Peng expressed concerns that people might not be willing “to step into Chinatown” and could continue to avoid Asian American neighborhoods, adding that without “foot traffic,” it’s difficult for restaurants and other businesses to remain afloat.
Elizabeth Yang, an attorney who serves on the board of the Los Angeles-based Asian Business Association, lives and works in Southern California’s San Gabriel Valley, where there is a large Asian American population.
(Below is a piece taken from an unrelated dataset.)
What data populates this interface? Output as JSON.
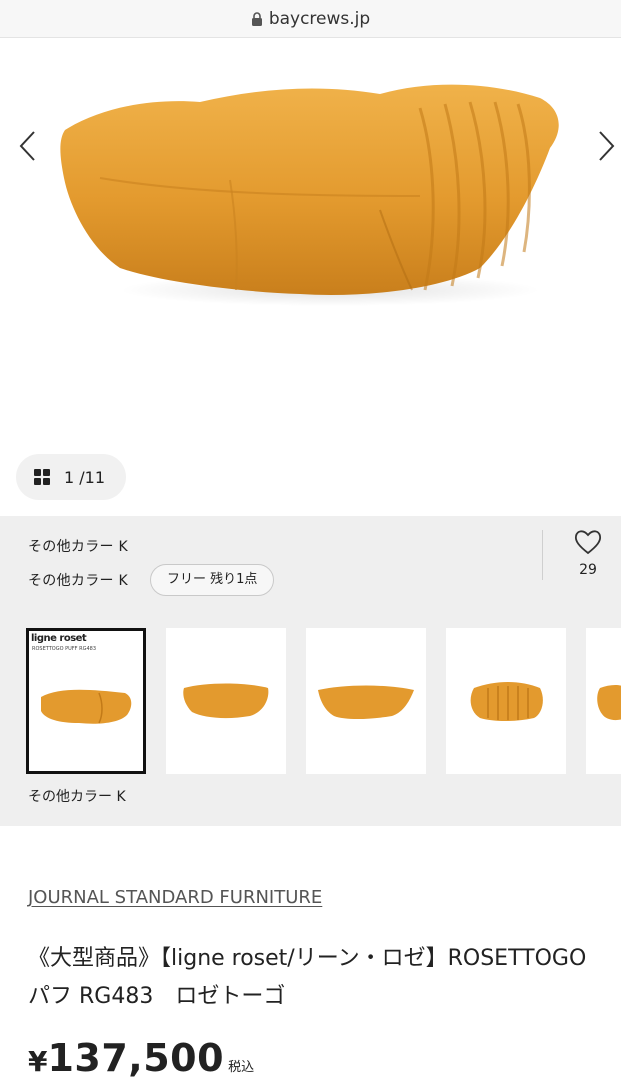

She said that even weeks before stay at home orders took effect, the community “noticed a significant decrease in the number of customers that were frequenting all of the Chinese restaurants in the area.”
“So they think the virus comes from the Chinese people and then our president doesn’t help by calling the virus the ‘Chinese virus’, and other politicians are all calling it the ‘Chinese virus,’ so people who are ignorant think that oh, Chinese people have the virus,” Yang said, adding that “after the quarantine lifted, it’s going to be very similar.”
“A lot of Chinese restaurants are going to go out of business,” Yang predicted.
What help is available
Asian American business organizations and nonprofits across the country have been rallying to support their fellow business owners in the community who have been hit hard economically by COVID-19.
Through the Asian Business Association, Yang and her colleague James Hsieh have been hosting webinars and virtual training sessions during the pandemic to teach business owners how to shift some operations digitally.
Hsieh said that the digital marketing company he runs is busier than ever as business owners reached out for guidance amid the pandemic.
“We have seen an influx of questions and inquiries of how can we help them pivot their business to be more online focused … we’re trying to educate people out there [on] how they can leverage the online channel, the advertising channel, their websites, to get free traffic or just to find ways to increase exposure,” he said.
Yang added that “brick and mortar” businesses that are “not based online” have been especially hit hard and the learning curve is especially steep for older business owners who are not digitally savvy.
“They’re having a really hard time adjusting,” she said. “They’re basically trying to learn the technology as well as all the adjustments all at the same time, and it’s overwhelming when they’re struggling.”
Meanwhile, Asian Americans for Equality (AAFE) launched its own fund to provide loans to small businesses and the nonprofit has been working with business owners like Lin and Peng to help them apply for federal relief.
Both Lin and Peng received in-house loans from AAFE and received assistance from the Renaissance Economic Development Corp. in applying to the Payment Protection Program — the federally backed emergency loan program to help hard-hit small businesses.
As expenses mount, businesses remain shuttered and the incidents of xenophobia continue to impact the lives and livelihoods of Asians Americans during the crisis, Malalis of the New York City Commission on Human Rights said she wants to emphasize how important it is to report them, “regardless of whether or not they themselves personally want to avail a remedy.”
“The lingering anti-Asian fears that people will have after or during our emergence from COVID, that is rooted in deep-seated racism, deep-seated miseducation,” she said. “And it’s only by documenting this stuff during a time of crisis do we know what we have to then start really seriously addressing when we’re not in the time of crisis.”